Прежде чем карлик успел ответить, Уэстбернфлет пришпорил коня. Животное, испугавшись одного из лежавших вокруг камней, прянуло в сторону от тропинки. Всадник безжалостно вонзил в него шпоры.
Конь пришел в неистовство: он то вставал на дыбы, то лягался, то вдруг в диком скачке взмывал вверх, как олень, и опускался сразу на все четыре копыта.
Но все было напрасно. Неумолимый всадник сидел на лошади, будто сросся с нею, и после жестокой борьбы смирившееся животное двинулось вперед с такой скоростью, что оба вскоре скрылись из глаз отшельника.

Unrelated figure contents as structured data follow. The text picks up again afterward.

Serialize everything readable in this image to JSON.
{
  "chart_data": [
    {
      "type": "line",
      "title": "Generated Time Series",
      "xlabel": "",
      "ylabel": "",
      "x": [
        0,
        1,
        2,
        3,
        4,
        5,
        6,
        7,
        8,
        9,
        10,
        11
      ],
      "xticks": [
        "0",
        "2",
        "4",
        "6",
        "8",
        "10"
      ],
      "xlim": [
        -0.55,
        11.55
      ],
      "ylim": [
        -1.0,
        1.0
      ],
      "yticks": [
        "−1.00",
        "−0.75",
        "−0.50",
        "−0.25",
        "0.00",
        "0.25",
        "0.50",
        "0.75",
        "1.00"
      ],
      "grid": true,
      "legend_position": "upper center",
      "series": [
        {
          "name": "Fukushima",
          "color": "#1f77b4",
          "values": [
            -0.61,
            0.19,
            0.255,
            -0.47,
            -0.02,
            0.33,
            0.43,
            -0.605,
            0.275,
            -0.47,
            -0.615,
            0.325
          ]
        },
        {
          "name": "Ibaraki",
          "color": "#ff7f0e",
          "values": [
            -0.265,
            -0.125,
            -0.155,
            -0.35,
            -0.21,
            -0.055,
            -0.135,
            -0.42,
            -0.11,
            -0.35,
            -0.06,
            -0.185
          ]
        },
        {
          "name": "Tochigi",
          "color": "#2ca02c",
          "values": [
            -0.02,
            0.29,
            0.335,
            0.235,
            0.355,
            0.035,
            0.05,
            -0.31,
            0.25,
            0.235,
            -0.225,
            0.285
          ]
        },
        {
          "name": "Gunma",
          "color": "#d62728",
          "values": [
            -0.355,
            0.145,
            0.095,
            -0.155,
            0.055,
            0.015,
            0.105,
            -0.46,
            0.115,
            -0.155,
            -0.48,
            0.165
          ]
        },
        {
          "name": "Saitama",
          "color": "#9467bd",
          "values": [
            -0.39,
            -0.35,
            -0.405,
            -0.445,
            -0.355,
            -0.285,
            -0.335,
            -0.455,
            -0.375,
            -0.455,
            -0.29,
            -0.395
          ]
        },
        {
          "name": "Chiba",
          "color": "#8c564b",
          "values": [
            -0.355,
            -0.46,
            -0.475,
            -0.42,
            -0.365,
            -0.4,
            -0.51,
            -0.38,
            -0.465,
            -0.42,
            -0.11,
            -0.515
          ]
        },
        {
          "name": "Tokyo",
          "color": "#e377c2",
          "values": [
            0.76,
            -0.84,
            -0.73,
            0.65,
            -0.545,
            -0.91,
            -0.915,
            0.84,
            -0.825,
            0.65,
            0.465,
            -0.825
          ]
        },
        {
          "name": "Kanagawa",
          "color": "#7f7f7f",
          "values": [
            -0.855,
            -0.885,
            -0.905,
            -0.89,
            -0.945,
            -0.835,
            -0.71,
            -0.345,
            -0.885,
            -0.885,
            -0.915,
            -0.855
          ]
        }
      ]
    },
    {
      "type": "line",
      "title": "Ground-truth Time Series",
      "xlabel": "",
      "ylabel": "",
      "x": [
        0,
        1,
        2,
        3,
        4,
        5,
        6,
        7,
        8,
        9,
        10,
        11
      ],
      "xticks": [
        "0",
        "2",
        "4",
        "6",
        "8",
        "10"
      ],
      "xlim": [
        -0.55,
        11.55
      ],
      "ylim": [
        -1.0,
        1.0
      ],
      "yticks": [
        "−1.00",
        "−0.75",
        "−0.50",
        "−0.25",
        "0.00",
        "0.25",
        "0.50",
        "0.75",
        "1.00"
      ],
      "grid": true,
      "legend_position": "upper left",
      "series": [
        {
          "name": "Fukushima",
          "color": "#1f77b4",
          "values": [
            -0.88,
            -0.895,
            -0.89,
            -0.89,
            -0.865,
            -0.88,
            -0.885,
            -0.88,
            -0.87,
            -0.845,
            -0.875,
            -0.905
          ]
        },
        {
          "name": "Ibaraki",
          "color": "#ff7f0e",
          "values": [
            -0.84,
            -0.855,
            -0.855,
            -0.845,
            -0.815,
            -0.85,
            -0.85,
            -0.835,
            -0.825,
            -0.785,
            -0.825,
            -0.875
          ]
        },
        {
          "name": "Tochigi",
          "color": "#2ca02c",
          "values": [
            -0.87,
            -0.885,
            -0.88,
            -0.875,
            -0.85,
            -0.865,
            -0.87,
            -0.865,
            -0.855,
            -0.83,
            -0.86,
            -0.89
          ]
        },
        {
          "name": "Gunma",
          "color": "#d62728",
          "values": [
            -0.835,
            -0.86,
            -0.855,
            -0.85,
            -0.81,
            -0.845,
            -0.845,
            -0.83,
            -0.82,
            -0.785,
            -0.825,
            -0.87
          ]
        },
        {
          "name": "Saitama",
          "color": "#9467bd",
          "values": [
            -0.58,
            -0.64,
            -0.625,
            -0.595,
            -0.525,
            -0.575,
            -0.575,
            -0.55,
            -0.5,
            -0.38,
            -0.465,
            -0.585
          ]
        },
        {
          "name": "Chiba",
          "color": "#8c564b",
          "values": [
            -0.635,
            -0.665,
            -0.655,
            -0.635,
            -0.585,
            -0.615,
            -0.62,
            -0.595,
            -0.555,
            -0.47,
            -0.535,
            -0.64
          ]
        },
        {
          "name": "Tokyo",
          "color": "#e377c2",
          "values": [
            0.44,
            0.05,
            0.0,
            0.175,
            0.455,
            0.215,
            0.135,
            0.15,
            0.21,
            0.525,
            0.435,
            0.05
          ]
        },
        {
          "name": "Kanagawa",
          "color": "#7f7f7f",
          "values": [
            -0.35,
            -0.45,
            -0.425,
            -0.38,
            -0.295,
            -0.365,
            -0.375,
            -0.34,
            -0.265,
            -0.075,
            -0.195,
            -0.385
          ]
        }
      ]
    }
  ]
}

— У этого негодяя, — воскликнул карлик, — у этого беззастенчивого, беспощадного, закоснелого мерзавца, у этого подлеца, у которого на уме одни лишь преступления, достаточно сил и здоровья, чтобы заставить животное, более благородное, чем он сам, везти его туда, где он собирается свершить свое черное дело. А я, даже поддайся я слабости и пожелай предупредить несчастную жертву об опасности, все равно не в силах осуществить свое доброе намерение из-за немощи, приковавшей меня к месту. Но стоит ли жалеть об этом? Что общего между моим уродливым телом, безобразными чертами и каркающим голосом и людьми, наделенными самою природой более приятной внешностью, чем моя? Они с трудом скрывают свой ужас и отвращение, даже когда принимают от меня благодеяния. Так зачем же мне переживать за тех, кто относится ко мне как к последнему выродку и отщепенцу? Нет! После всей той неблагодарности и зла, которые я видел на своем веку, после того, как меня бросили в тюрьму, полосовали бичом, заковали в цени, я должен подавить в себе это непокорное чувство сострадания! Я не хочу больше быть дураком, как прежде, и забывать свои собственные принципы, как только начинают взывать к моим лучшим чувствам. Мне никто не выказывает сострадания, почему же я должен сочувствовать другим?